Real Estate Litigation

Lawsuits involving real estate can take many forms and can affect all types of property interests.  They can impact you where you live, invest, work or operate a business. Mr. Ruben will apply his considerable experience to investigate the facts of each case, crystallize the legal issues, determine the statutory and case law that will best support the client’s position, and develop a strategy for discovery and the presentation of the case. For more than 30 years, Joel Ruben has achieved outstanding results for his clients in a wide variety of real estate cases, including those discussed below. 

Many cases arise from the formation or performance of real estate purchase agreements.

  • Lawsuits for breach of a purchase agreement and specific performance occur when one of the parties fails to perform their obligations under a contract.  A breach of contract action seeks to recover damages resulting from the breach.  In a specific performance action, a buyer or seller asks the court to compel the other party to perform the contract.
  • Fraud and rescission lawsuits arise when one party has been misled by the other party’s material misrepresentations or non-disclosures.  Such cases are fairly common in the sale of residential real estate and also occur in the sale of commercial real estate.  Damages (including punitive damages) are the primary object of a fraud lawsuit.  The purpose of a rescission action is to unwind a transaction (this can result in the “re-purchase” of the property by the seller).
  • Brokerage commission lawsuits are based on a commission agreement that is signed when a property is listed for sale or when a real estate purchase agreement is signed.  These cases can give rise to a number of factual and legal issues concerning a broker’s entitlement to a commission.
  • Lawsuits also arise from the financing of the purchase of real property.  For example, a borrower or his agent may commit mortgage fraud.  Or an appraiser may be negligent in determining the fair market value of the property.
  • title insurance policy is another contract that is obtained when real property is purchased.  The provisions of the title policy itself may be a source of litigation.  Or if the insured is sued, the title insurer may pay for the defense of the lawsuit and may indemnify the insured against claims for damages.

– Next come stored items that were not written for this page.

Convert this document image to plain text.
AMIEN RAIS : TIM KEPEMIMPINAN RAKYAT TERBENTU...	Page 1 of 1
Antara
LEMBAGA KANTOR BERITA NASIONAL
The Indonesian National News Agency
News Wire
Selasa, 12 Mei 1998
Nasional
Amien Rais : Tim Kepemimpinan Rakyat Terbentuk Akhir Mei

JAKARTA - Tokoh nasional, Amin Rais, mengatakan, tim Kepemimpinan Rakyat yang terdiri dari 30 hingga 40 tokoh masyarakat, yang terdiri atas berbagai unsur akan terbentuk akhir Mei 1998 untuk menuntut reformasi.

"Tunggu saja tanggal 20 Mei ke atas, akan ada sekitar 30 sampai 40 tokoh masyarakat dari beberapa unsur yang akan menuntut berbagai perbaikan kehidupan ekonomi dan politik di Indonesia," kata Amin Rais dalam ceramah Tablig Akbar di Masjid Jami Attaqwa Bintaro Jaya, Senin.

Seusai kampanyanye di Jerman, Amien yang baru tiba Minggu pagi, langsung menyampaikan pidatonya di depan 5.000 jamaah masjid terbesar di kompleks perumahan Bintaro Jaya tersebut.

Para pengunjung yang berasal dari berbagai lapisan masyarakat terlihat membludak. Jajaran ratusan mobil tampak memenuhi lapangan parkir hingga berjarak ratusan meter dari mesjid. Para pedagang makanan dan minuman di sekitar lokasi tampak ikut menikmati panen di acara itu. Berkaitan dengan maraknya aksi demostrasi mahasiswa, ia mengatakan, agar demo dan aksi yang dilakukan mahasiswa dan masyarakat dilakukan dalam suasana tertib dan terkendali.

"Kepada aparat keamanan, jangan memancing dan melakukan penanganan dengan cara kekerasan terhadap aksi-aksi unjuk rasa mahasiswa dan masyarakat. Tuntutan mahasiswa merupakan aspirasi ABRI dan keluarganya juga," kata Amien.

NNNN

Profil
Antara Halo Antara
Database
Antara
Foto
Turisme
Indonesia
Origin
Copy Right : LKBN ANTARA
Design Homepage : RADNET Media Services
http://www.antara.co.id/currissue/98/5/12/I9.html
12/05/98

Leases also give rise to considerable litigation.

  •  Lawsuits between landlords and tenants typically examine the performance of one or both parties under the lease, such as: the payment of rent, or the failure to maintain and repair the premises.  In commercial cases, the interpretation of the lease terms may be at issue.  For example, is the landlord or tenant obligated to replace the roof or make other structural repairs to the property? 
  • The breach of a commercial lease can give rise to significant damage claims and often result in unlawful detainer (eviction) actions that proceed on a priority basis.
  • A tenant may try to break a lease by claiming a “constructive eviction” based on deficiencies in the property as well as suing for damages.  To claim a constructive eviction, there must be a material problem with the premises and the tenant must vacate.
  • When a tenant terminates a lease prematurely, for example by abandoning the premises, the main issue is the nature and extent of the landlord’s damages over the remaining term of the lease.

Construction lawsuits are another common type of real estate litigation.

  •  Property owners frequently sue contractors and subcontractors for construction defects and for delays in completing a project
  • Contractors and subcontractors often sue property owners for money due under the contract and seek to enforce their claims by foreclosing a mechanic's lien.  Change orders are often the subject of these lawsuits. 
  • From the defense perspective, the licensing of the contractor, the supervision of the project (or lack thereof), the quality of the work, the documentation of changes or additional work, and the contractor’s billing practices will be scrutinized.

Other cases implicate basic property rights or the right to own, use and enjoy real property.

  •  In an eminent domain action, a government agency tries to force the property owner to sell his property. The owner can try to keep the property or at least obtain the fair market value from the government.  An inverse condemnation action arises when a government agency damages or destroys real property, in effect taking all or part of it without a court proceeding.  In such a case, the owner will seek damages for the taking.
  • Land use litigation can determine how an owner may use his or her property.  Land use and subdivision issues also frequently arise in breach of contract cases.
  • Boundary and ownership disputes give rise to quiet title and partition actions.  In a quiet title action, the Court determines who owns what.  In a partition action, a Court may force co-owners to sell the property and divide the proceeds.
  • Disputes between property owners and homeowners associations result when the owner determines the association has not protected his or her interests.
  • Some real estate lawsuits are filed to remedy the physical interference with property rights by:
    • Environmental pollution of the soil or groundwater;
    • private nuisance such as noise created by a neighboring owner in a condominium complex;
    • A  trespass onto property; or,
    • The improper use of an easement or the establishment of an easement.